London - „Uh, Uh, Uh, Uhhhh, Uhhhh, Uhhhh“, so ungefähr klingt es, wenn die Primatologin Jane Goodall sich in der Ausdrucksweise der Schimpansen vorstellt. Die für ihre bahnbrechenden Beobachtungen bei den engsten Verwandten des Menschen weltberühmt gewordene Britin feiert am heutigen Mittwoch ihren 90. Geburtstag.
Goodall, die im Jahr 1960 als 26-Jährige mit der Erforschung einer Gruppe von Schimpansen im heutigen Gombe-Nationalpark in Tansania begann, revolutionierte die Sicht auf die Affen, bei denen sie bald schon Wesenszüge und Verhaltensweisen feststellte, die vom Menschen bekannt sind - gute wie schlechte.
„Zum Glück war ich nicht an der Universität“
„Damals in den frühen 60er-Jahren glaubten viele Wissenschaftler, dass nur Menschen einen Verstand haben, dass nur Menschen in der Lage sind, rational zu denken“, sagt sie in dem Dokumentarfilm „Jane“, in dem viele Aufnahmen aus der frühen Zeit ihrer Forschung zu sehen sind. „Zum Glück war ich nicht an der Universität und wusste diese Dinge nicht“, fügt sie hinzu.
Goodall hatte ihre Position dem britisch-kenianischen Anthropologen Louis Leakey zu verdanken.
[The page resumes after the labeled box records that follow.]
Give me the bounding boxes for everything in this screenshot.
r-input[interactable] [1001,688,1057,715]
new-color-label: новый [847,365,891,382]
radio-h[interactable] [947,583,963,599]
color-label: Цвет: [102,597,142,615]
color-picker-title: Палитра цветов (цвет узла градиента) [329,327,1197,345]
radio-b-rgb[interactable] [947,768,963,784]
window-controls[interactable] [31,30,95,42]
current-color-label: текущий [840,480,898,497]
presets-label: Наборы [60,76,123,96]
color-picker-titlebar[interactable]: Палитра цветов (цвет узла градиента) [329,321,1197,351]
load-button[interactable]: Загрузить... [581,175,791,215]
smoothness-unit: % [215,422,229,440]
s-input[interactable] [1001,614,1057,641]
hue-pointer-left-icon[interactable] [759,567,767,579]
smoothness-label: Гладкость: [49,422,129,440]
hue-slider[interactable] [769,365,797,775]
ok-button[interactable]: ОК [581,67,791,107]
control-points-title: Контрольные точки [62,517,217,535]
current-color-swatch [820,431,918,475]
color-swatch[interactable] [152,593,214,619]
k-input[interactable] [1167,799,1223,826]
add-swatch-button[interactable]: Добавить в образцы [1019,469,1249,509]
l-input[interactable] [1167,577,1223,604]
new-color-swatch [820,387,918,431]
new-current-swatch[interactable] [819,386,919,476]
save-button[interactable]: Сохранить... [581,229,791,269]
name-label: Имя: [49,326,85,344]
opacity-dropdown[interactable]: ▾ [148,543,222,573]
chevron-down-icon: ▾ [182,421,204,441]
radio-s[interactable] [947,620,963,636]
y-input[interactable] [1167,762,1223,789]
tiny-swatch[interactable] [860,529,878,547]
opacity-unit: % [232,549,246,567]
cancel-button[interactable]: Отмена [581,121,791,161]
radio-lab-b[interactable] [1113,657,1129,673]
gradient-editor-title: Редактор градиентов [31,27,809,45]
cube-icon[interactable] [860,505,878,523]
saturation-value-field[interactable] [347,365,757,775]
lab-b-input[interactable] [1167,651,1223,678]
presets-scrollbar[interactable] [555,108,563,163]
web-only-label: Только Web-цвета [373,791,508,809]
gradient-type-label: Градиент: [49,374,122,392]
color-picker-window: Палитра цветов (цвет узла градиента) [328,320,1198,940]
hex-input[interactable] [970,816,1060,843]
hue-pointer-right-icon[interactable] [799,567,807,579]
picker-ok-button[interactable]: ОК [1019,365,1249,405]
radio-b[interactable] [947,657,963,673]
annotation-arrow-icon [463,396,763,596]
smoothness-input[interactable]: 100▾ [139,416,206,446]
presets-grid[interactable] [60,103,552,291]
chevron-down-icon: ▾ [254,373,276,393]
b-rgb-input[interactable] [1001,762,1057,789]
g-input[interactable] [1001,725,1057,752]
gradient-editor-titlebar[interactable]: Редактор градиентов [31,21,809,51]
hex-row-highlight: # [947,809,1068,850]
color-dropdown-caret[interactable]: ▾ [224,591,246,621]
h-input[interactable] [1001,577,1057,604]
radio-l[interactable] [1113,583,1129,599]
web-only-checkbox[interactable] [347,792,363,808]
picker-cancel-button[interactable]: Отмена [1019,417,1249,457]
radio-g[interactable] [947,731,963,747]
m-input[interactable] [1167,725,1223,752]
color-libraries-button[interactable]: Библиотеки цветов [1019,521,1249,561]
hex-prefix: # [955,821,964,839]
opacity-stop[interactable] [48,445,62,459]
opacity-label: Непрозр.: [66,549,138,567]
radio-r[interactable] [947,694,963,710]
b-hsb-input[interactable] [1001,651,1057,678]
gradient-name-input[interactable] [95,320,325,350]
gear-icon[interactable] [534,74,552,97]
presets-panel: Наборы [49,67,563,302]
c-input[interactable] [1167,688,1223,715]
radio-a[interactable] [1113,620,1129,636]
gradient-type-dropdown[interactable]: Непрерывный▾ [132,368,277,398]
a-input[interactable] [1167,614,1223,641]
Ihre Familie hatte nicht das Geld, um ihr ein Studium zu finanzieren. Trotzdem wollte Goodall ihren Kindheitstraum von einem Leben in Afrika unter wilden Tieren unbedingt wahr machen. Sie hatte sich als Sekretärin und Kellnerin verdingt, bevor sie zu einer ersten Reise nach Afrika aufbrach, bei der sie den Forscher Leakey kennenlernte.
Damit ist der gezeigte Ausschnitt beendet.